PERRYSBURG — With the potential for millions of dollars in future funding, the Wood County Park District signed a cooperative agreement on Tuesday with the Wood County Port Authority for development of the Chessie Circle Trail.
The development will link bike trails across the state.
The park district owns the former railroad right-of-way in Perrysburg Township, adjacent to the W.W. Knight Nature Preserve, that is part of the Chessie Circle Trail. It includes what the old turret bridge that crossed the Maumee River, which has since been removed.
Port Authority Executive Director and General Counsel Rex Huffman said there is possible federal funding for the project.
The trail is to be a combination bicycle and pedestrian trail that Huffman hopes to see extend from the University of Toledo to Millbury, across the Maumee River.
The port authority began working with the park district on plans for the trail in 2011, with the idea that the bridge could be adapted from rail use to pedestrian and bicycle use.
“It was a unique turret bridge, for the time,” Huffman said. “But no engineer would sign off.”
The project was set aside, because the estimated total cost, including bridge adaptation, might be as much as $15 million. With the bridge gone, Huffman believes there might now be funds available in the relatively near future.
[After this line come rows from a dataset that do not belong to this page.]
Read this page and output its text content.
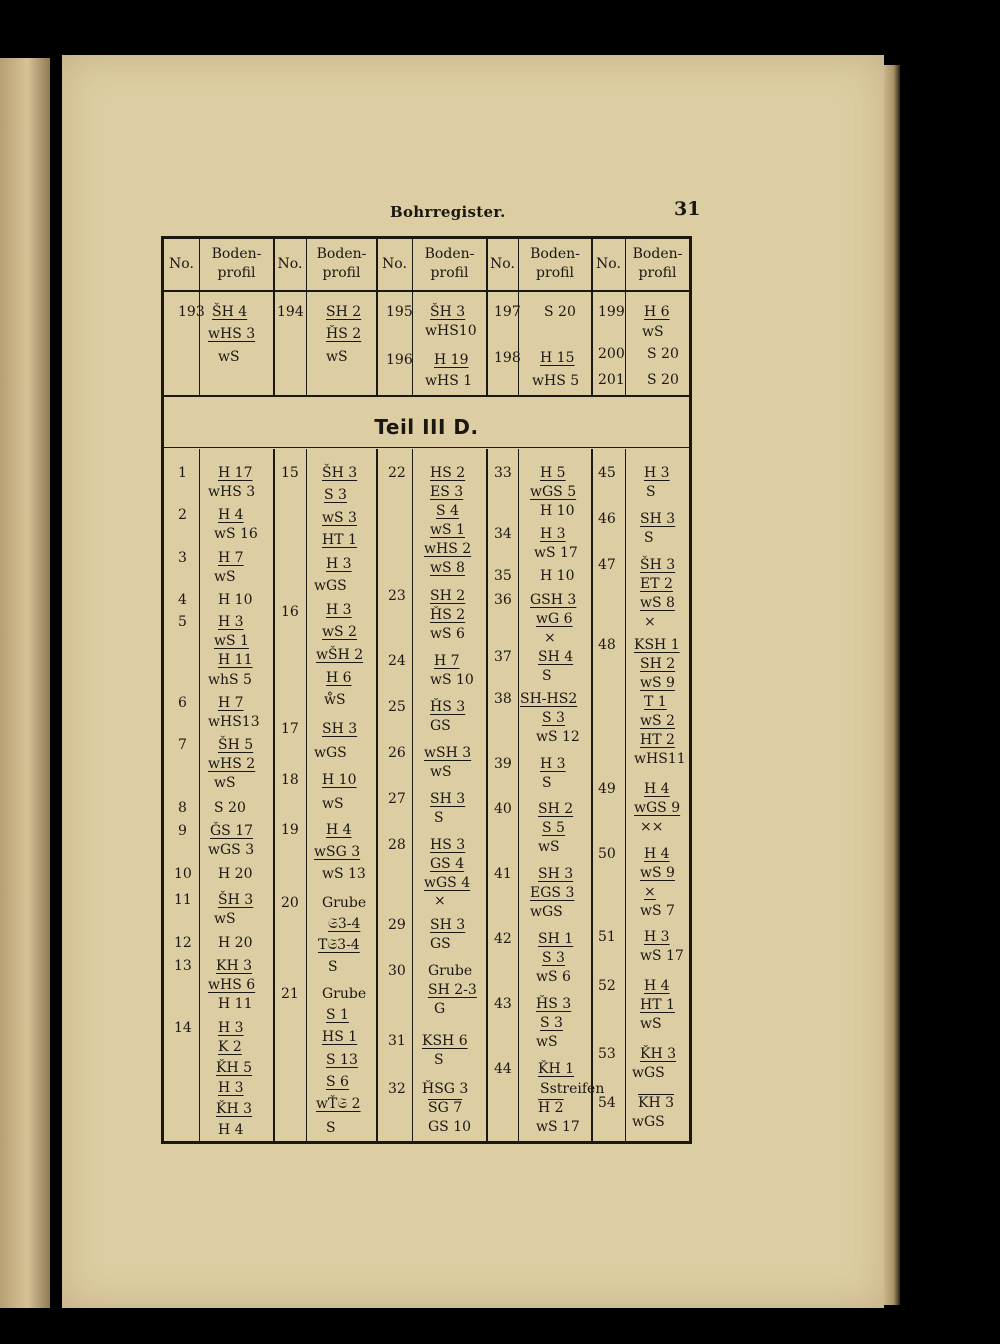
Bohrregister.	31
No.
Boden-
profil
No.
Boden-
profil
No.
Boden-
profil
No.
Boden-
profil
No.
Boden-
profil
Teil III D.
193 ŠH 4
wHS 3
wS
194 SH 2
ȞS 2
wS
195 ŠH 3
wHS10
196 H 19
wHS 1
197 S 20
198 H 15
wHS 5
199 H 6
wS
200 S 20
201 S 20
1 H 17
wHS 3
2 H 4
wS 16
3 H 7
wS
4 H 10
5 H 3
wS 1
H 11
whS 5
6 H 7
wHS13
7 ŠH 5
wHS 2
wS
8 S 20
9 ǦS 17
wGS 3
10 H 20
11 ŠH 3
wS
12 H 20
13 KH 3
wHS 6
H 11
14 H 3
K 2
ǨH 5
H 3
ǨH 3
H 4
15 ŠH 3
S 3
wS 3
HT 1
H 3
wGS
16 H 3
wS 2
wŠH 2
H 6
ẘS
17 SH 3
wGS
18 H 10
wS
19 H 4
wSG 3
wS 13
20 Grube
𝔖3-4
T𝔖3-4
S
21 Grube
S 1
HS 1
S 13
S 6
wŤ𝔖 2
S
22 HS 2
ES 3
S 4
wS 1
wHS 2
wS 8
23 SH 2
ȞS 2
wS 6
24 H 7
wS 10
25 ȞS 3
GS
26 wSH 3
wS
27 SH 3
S
28 HS 3
GS 4
wGS 4
×
29 SH 3
GS
30 Grube
SH 2-3
G
31 KSH 6
S
32 ȞSG 3
SG 7
GS 10
33 H 5
wGS 5
H 10
34 H 3
wS 17
35 H 10
36 GSH 3
wG 6
×
37 SH 4
S
38 SH-HS2
S 3
wS 12
39 H 3
S
40 SH 2
S 5
wS
41 SH 3
EGS 3
wGS
42 SH 1
S 3
wS 6
43 ȞS 3
S 3
wS
44 ǨH 1
Sstreifen
H 2
wS 17
45 H 3
S
46 SH 3
S
47 ŠH 3
ET 2
wS 8
×
48 KSH 1
SH 2
wS 9
T 1
wS 2
HT 2
wHS11
49 H 4
wGS 9
××
50 H 4
wS 9
×
wS 7
51 H 3
wS 17
52 H 4
HT 1
wS
53 ǨH 3
wGS
54 KH 3
wGS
For now, they will focus on the Wood County side of the trail.
“Right now we are focused on building one section of trail,” Huffman said.
The goal is to raise $500,000 in funds, with $200,000 in matching funds from the port authority, to reach from River Road, near the bridge access, to the far side of W.W. Knight.
The port authority is immediately hoping to conduct a study for determination of scope and estimated costs related to the desired trail development, with the additional goal of seeking federal, state and local funding.
The park district will be operating the trail, once it is built.
“We’re going to go after this funding once a year,” Huffman said. “We will stop when we connect bike trails from that bridge to Millbury, because from Millbury you can go east for a long way.”
The board meeting took place at the J.C. Reuthinger Preserve, whose staff has been working on its native species plant propagation program.
There are 102 species being readied for the Native Plant sale on May 13. Among those are the hairy puccoon and the sweet fern, both are Ohio Department of Natural Resources rare and threatened species the park district has been working to revitalize in its native Wood County.
The park district had to get special permission to work with the plants. The project is part of the Green Ribbon Initiative of the Native Plant Working Group.
Sanja Jennings, the stewardship specialist, manages the greenhouse and nursery production.
“On a national level this is extremely important,” Jennings said.
She gave a tour of the greenhouses during the board meeting and showed off some of the new tools they are using to imitate what happens under the snow as they try to propagate some of the native species.
In other business, Corinne Gordon, historic farm specialist has a new staff member. Abigail Duncan has been hired as a new historic farm assistant. This is the first time there will be two staff members in that role. They repair and restore equipment, tend a garden and care for animals.
The board approved the annual tar and chip sealing program with the Wood County Engineer’s Office. The Bradner Preserve parking lot entrances at Timmons and Caldwell roads will be sealed. The process will take place during the summer, at the engineer’s discretion, to fit in with other projects, for $14,432 on Timmons Road and $10,398 on Caldwell Road.
Also approved was the purchase of a Grasshopper mower for use by the operations department, at a cost of $16,249, from A.J. Boellner Inc.
WCPD Director Chris Smalley also promoted some of the upcoming events, including: Kayak Demo Day, June 4, 11 a.m.-3 p.m. at Three Meadows Pond in Perrysburg, and Backpacking Basics on Wednesdays from 6:30-8 p.m. at the W.W. Knight Nature Preserve.
On May 8, construction will begin on the new addition to the J.C. Reuthinger Preserve building.
The board meeting ended with an executive session to discuss a possible land purchase.
(This story has been clarified to say that the Chessie bridge no longer exists.)